Our pediatric health care professionals understand the natural concerns about surgery that parents and children experience - we are here to help you and your child understand the pediatric surgery process and answer any questions you may have.
Through our on-site hospital tour, you will learn about parts of surgery that may be the most stressful for your child, ways to prepare your child and their siblings for the upcoming surgery, and the possible emotional reactions your child may express.
On-Site Pediatric Hospital Tour
If your child is three years or older, child life specialists recommend that you and your child come to the NewYork-Presbyterian (NYP) Phyllis and David Komansky Children’s Hospital for a special tour (you may attend without your child if they are younger than three). Our preoperative tour will help you and your child prepare for surgery, as well as see and learn all about the hospital.
The tour starts with "medical play", during which a child life specialist will encourage children to see and play with medical equipment that they will experience, such as an oxygen mask or surgical mask, and role-play with this equipment using dolls as "patients”.
Next, children and parents are taken on a tour of the Komansky Children’s Hospital.

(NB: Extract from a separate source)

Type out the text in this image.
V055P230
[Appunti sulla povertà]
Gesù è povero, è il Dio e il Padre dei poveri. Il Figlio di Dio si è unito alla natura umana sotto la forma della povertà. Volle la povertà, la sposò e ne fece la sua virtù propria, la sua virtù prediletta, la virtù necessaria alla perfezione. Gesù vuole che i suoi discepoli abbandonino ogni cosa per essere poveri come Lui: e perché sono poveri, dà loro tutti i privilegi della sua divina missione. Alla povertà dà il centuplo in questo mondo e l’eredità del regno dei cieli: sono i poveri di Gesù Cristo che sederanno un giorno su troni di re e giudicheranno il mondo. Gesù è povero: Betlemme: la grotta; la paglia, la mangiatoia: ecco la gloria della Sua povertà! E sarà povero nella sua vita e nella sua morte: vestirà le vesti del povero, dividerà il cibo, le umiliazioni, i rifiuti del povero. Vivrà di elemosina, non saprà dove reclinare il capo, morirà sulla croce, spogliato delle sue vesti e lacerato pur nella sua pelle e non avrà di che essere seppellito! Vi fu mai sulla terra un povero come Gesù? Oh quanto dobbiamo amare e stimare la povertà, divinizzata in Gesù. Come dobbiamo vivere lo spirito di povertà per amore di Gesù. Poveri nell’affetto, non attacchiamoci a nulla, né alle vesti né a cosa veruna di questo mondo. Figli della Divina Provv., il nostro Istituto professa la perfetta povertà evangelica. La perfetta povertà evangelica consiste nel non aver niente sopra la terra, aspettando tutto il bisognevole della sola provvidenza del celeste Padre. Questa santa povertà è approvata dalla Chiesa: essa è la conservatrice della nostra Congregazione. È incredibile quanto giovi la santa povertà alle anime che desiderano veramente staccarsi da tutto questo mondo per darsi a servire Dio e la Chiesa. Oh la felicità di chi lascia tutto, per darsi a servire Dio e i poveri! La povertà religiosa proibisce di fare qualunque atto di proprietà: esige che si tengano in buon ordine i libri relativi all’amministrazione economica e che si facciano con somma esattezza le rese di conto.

Each step of the process will be explained in an age-appropriate manner for young visitors. Although children do not visit an operating room, they will visit the recovery room. They get to meet staff and familiarize themselves with virtually every area they will see from the moment they arrive on the day of their hospitalization.
Both you and your child will have the opportunity to ask questions throughout the tour. Teenagers are also encouraged to take a preoperative tour, which will be geared to their age group.
Appointments for these tours are required. To arrange your preoperative tour, please call (212) 746-9970 and leave a message. One of our child life specialists will return your call and set up your tour. Once you have registered, you will be sent a letter reminding you when and where to meet for the tour, a parking valet voucher, and a list of books that are appropriate for your child's age group and their surgery.
For more information about what to expect leading up to your child’s surgery, download our NYP Child Life Services Brochure: Preparing Your Child for Surgery
Hospital Discharge Planning
Discharge planning begins on your child's first day in the hospital. Your child's social worker will evaluate their needs and, along with your child's healthcare team, determine what arrangements should be made in order for your child to have everything that they need going home.
This may include:
- homecare services
- medical equipment and/or supplies
- community resources
- home-school instruction
It is often a lengthy process to set up all appropriate services and have them approved by your insurance provider or Medicaid; a social worker will begin this process early in your child's stay. Our goal is to make the transition from hospital to home as effortless as possible.
Your child's physician, in collaboration with other members of our healthcare team, will decide when it is appropriate to discharge your child from the hospital. Families are included in this planning process, and will generally be notified the day prior. A registered pediatric nurse works collaboratively with care coordinators, social workers, physicians, and other hospital departments in planning for discharge continued care.
You will receive a discharge notice and instructions that include information about managing your child's care at home, home care assistance, safe and effective use of medication and equipment, pain management, overall safety, modified diets, food/drug interactions, and follow-up care. Do not hesitate to ask your child's nurse to explain these discharge instructions.
A parent or guardian must be available to take children home. As you make arrangements to leave the hospital, please note that discharge time is before 10 a.m.
Hospital Discharge Checklist
The following checklist will help you prepare for a smooth transition home for your child:
- Ask for information about your child's medicine in terms that you can understand.
- Make sure you understand medication dosing instructions.
- Ask for information about home care services your child may need or that have been arranged for your child.
- Ask your child's physician, nurse and nutritionist to explain the treatment plan you will follow at home.
- Ask for a copy of your child's discharge summary, which will list the following:
- diagnosis and procedures performed
- discharge instructions for medication, diet and activity
- follow-up appointments
If your child is an infant or toddler, please remember to bring a safety seat for the car ride home.
If you have any questions about discharge instructions or your child’s care, please let our healthcare team know. They are happy to answer any questions.